Die Zerstäubung von Oberflächen durch Bombardement mit Ionen ist ein technisch wichtiges Verfahren, dessen atomare Mechanismen aber noch weitgehend ungeklärt sind. Untersuchungen an Platinkristallen mit dem Rastertunnelmikroskop zeigen, warum die Ionen je nach Temperatur tiefe Krater in der Oberfläche erzeugen oder sie sauber Schicht um Schicht abtragen.

Der Beschuß mit Ionen ruft vielfältige Effekte an Festkörpern hervor. Der wohl bekannteste ist die Abtragung oder Erosion der Oberfläche, der als Zerstäubung (englisch sputtering) bezeichnet wird und seit langem ein wichtiges Standardverfahren der Technik ist. Anwendungsgebiete sind:

- die Reinigung von Oberflächen,

- die chemische Analyse von Oberflächen durch Massenspektroskopie der zerstäubten Teilchen (Sekundärionen-Massenspektroskopie oder SIMS),

- das Aufrauhen medizinischer Implantate, damit sie sich besser mit menschlichem Gewebe verbinden,

- die gezielte Strukturierung von Oberflächen (etwa zur Herstellung von optischen Gittern oder von Mikrostrukturen für die Halbleitertechnologie) und

- die Verbesserung der Filmqualität beim Wachstum dünner Schichten.

Trotz dieser beachtlichen Vielfalt wichtiger Anwendungen sind die zugrundeliegenden atomaren Prozesse noch weitgehend unbekannt. Offen ist insbesondere, wie aus den primär erzeugten atomaren Fehlstellen größere Defektstrukturen entstehen, durch die sich die Oberflächengestalt verändert. Deshalb haben wir am Institut für Grenzflächenforschung und Vakuumphysik (IGV) des Forschungszentrums Jülich mit dem Rastertunnelmikroskop untersucht, wie der Beschuß mit Argon-Ionen dicht gepackte Oberflächen von Platin-Einkristallen verändert.

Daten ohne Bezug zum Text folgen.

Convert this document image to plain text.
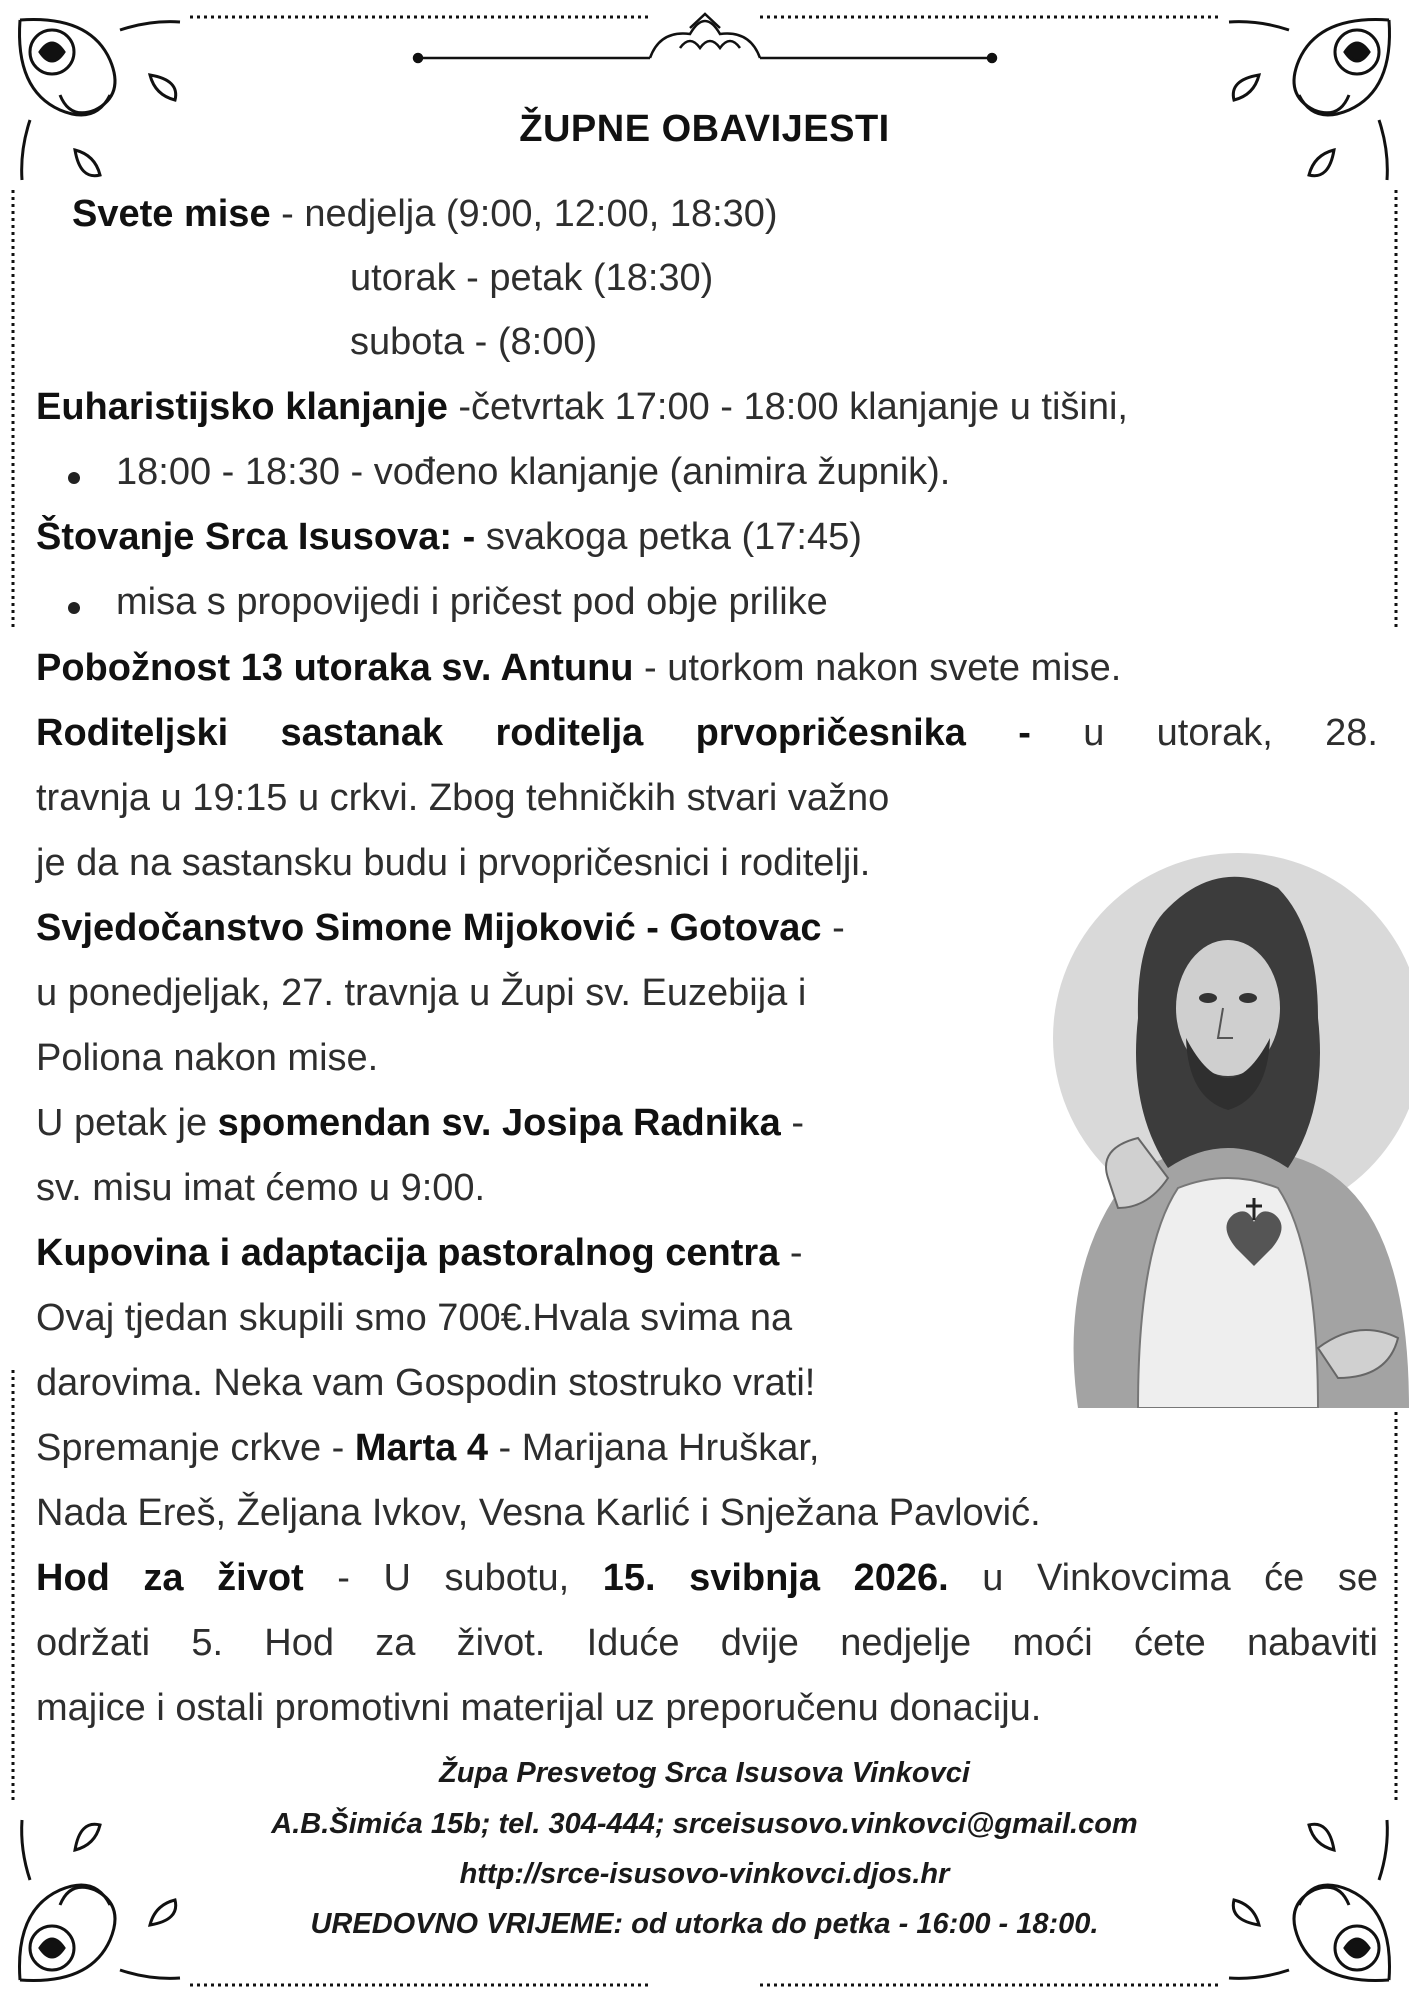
ŽUPNE OBAVIJESTI
Svete mise - nedjelja (9:00, 12:00, 18:30)
utorak - petak (18:30)
subota - (8:00)
Euharistijsko klanjanje -četvrtak 17:00 - 18:00 klanjanje u tišini,
18:00 - 18:30 - vođeno klanjanje (animira župnik).
Štovanje Srca Isusova: - svakoga petka (17:45)
misa s propovijedi i pričest pod obje prilike
Pobožnost 13 utoraka sv. Antunu - utorkom nakon svete mise.
Roditeljski sastanak roditelja prvopričesnika - u utorak, 28.
travnja u 19:15 u crkvi. Zbog tehničkih stvari važno
je da na sastansku budu i prvopričesnici i roditelji.
Svjedočanstvo Simone Mijoković - Gotovac -
u ponedjeljak, 27. travnja u Župi sv. Euzebija i
Poliona nakon mise.
U petak je spomendan sv. Josipa Radnika -
sv. misu imat ćemo u 9:00.
Kupovina i adaptacija pastoralnog centra -
Ovaj tjedan skupili smo 700€.Hvala svima na
darovima. Neka vam Gospodin stostruko vrati!
Spremanje crkve - Marta 4 - Marijana Hruškar,
Nada Ereš, Željana Ivkov, Vesna Karlić i Snježana Pavlović.
Hod za život - U subotu, 15. svibnja 2026. u Vinkovcima će se
održati 5. Hod za život. Iduće dvije nedjelje moći ćete nabaviti
majice i ostali promotivni materijal uz preporučenu donaciju.
Župa Presvetog Srca Isusova Vinkovci
A.B.Šimića 15b; tel. 304-444; srceisusovo.vinkovci@gmail.com
http://srce-isusovo-vinkovci.djos.hr
UREDOVNO VRIJEME: od utorka do petka - 16:00 - 18:00.
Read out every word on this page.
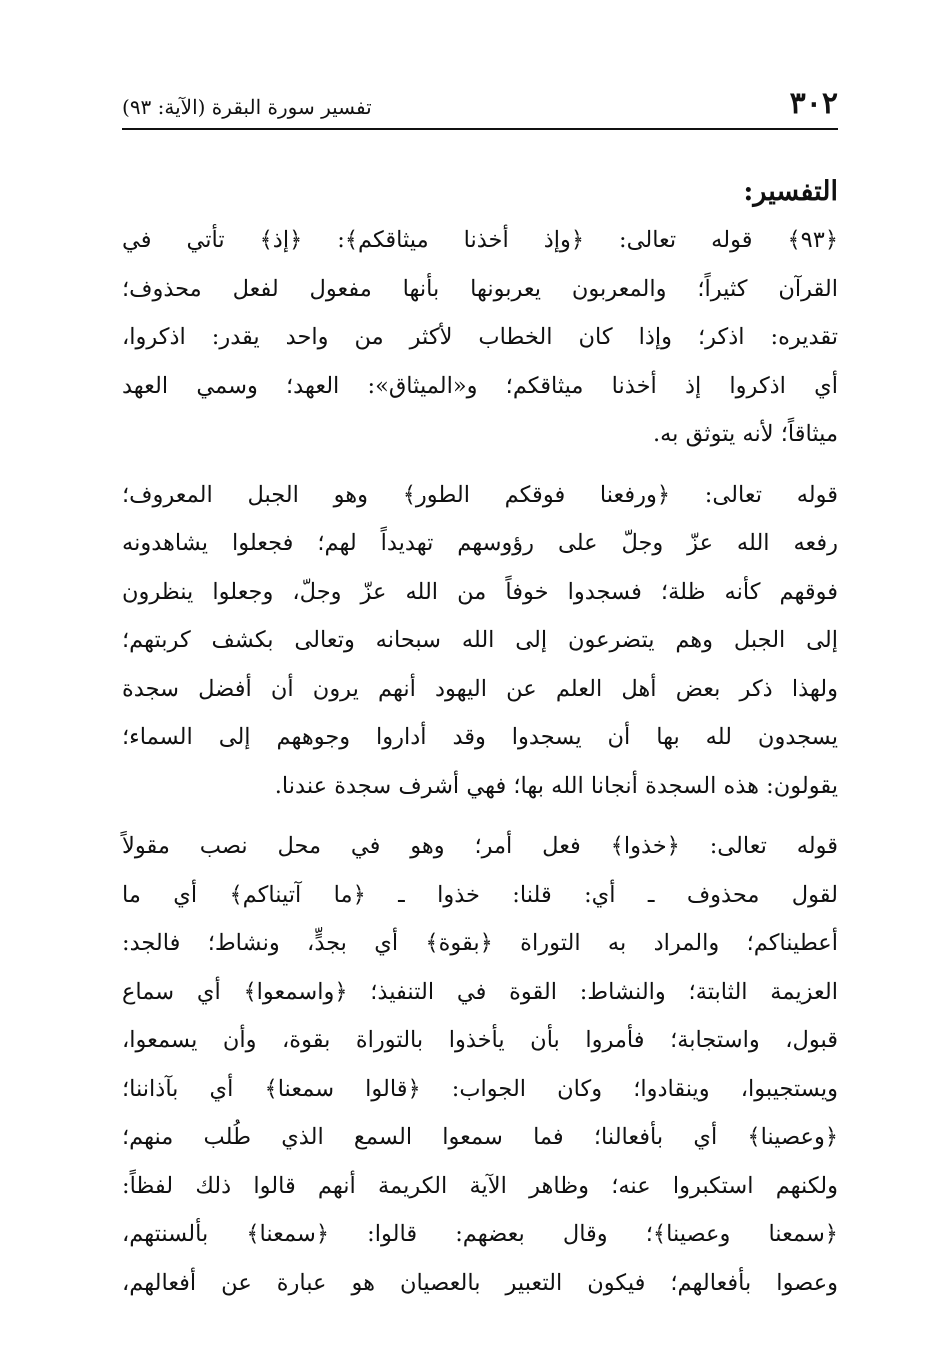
٣٠٢
تفسير سورة البقرة (الآية: ٩٣)
التفسير:
﴿٩٣﴾ قوله تعالى: ﴿وإذ أخذنا ميثاقكم﴾: ﴿إذ﴾ تأتي في
القرآن كثيراً؛ والمعربون يعربونها بأنها مفعول لفعل محذوف؛
تقديره: اذكر؛ وإذا كان الخطاب لأكثر من واحد يقدر: اذكروا،
أي اذكروا إذ أخذنا ميثاقكم؛ و«الميثاق»: العهد؛ وسمي العهد
ميثاقاً؛ لأنه يتوثق به.
قوله تعالى: ﴿ورفعنا فوقكم الطور﴾ وهو الجبل المعروف؛
رفعه الله عزّ وجلّ على رؤوسهم تهديداً لهم؛ فجعلوا يشاهدونه
فوقهم كأنه ظلة؛ فسجدوا خوفاً من الله عزّ وجلّ، وجعلوا ينظرون
إلى الجبل وهم يتضرعون إلى الله سبحانه وتعالى بكشف كربتهم؛
ولهذا ذكر بعض أهل العلم عن اليهود أنهم يرون أن أفضل سجدة
يسجدون لله بها أن يسجدوا وقد أداروا وجوههم إلى السماء؛
يقولون: هذه السجدة أنجانا الله بها؛ فهي أشرف سجدة عندنا.
قوله تعالى: ﴿خذوا﴾ فعل أمر؛ وهو في محل نصب مقولاً
لقول محذوف ـ أي: قلنا: خذوا ـ ﴿ما آتيناكم﴾ أي ما
أعطيناكم؛ والمراد به التوراة ﴿بقوة﴾ أي بجدٍّ، ونشاط؛ فالجد:
العزيمة الثابتة؛ والنشاط: القوة في التنفيذ؛ ﴿واسمعوا﴾ أي سماع
قبول، واستجابة؛ فأمروا بأن يأخذوا بالتوراة بقوة، وأن يسمعوا،
ويستجيبوا، وينقادوا؛ وكان الجواب: ﴿قالوا سمعنا﴾ أي بآذاننا؛
﴿وعصينا﴾ أي بأفعالنا؛ فما سمعوا السمع الذي طُلب منهم؛
ولكنهم استكبروا عنه؛ وظاهر الآية الكريمة أنهم قالوا ذلك لفظاً:
﴿سمعنا وعصينا﴾؛ وقال بعضهم: قالوا: ﴿سمعنا﴾ بألسنتهم،
وعصوا بأفعالهم؛ فيكون التعبير بالعصيان هو عبارة عن أفعالهم،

Adatom- und Leerstelleninseln

Ein auf den Festkörper treffendes Edelgas-Ion gibt seine Energie von mehreren 100 Elektronenvolt durch Stöße mit Offenflächenatomen schnell ab. Einige erhalten dabei so viel kinetische Energie, daß sie davonfliegen und einzelne Leerstellen in der obersten Atomlage des Kristalls zurücklassen. Andere werden zwar aus ihrer Schicht herausgeschubst, können sich aber nicht gänzlich vom Festkörper lösen, sondern bleiben au-ßen auf der Oberfläche haften: Sie werden zu sogenannten Adatomen, die mit dem hinterlassenen Loch ein Paar bilden (Bild 1).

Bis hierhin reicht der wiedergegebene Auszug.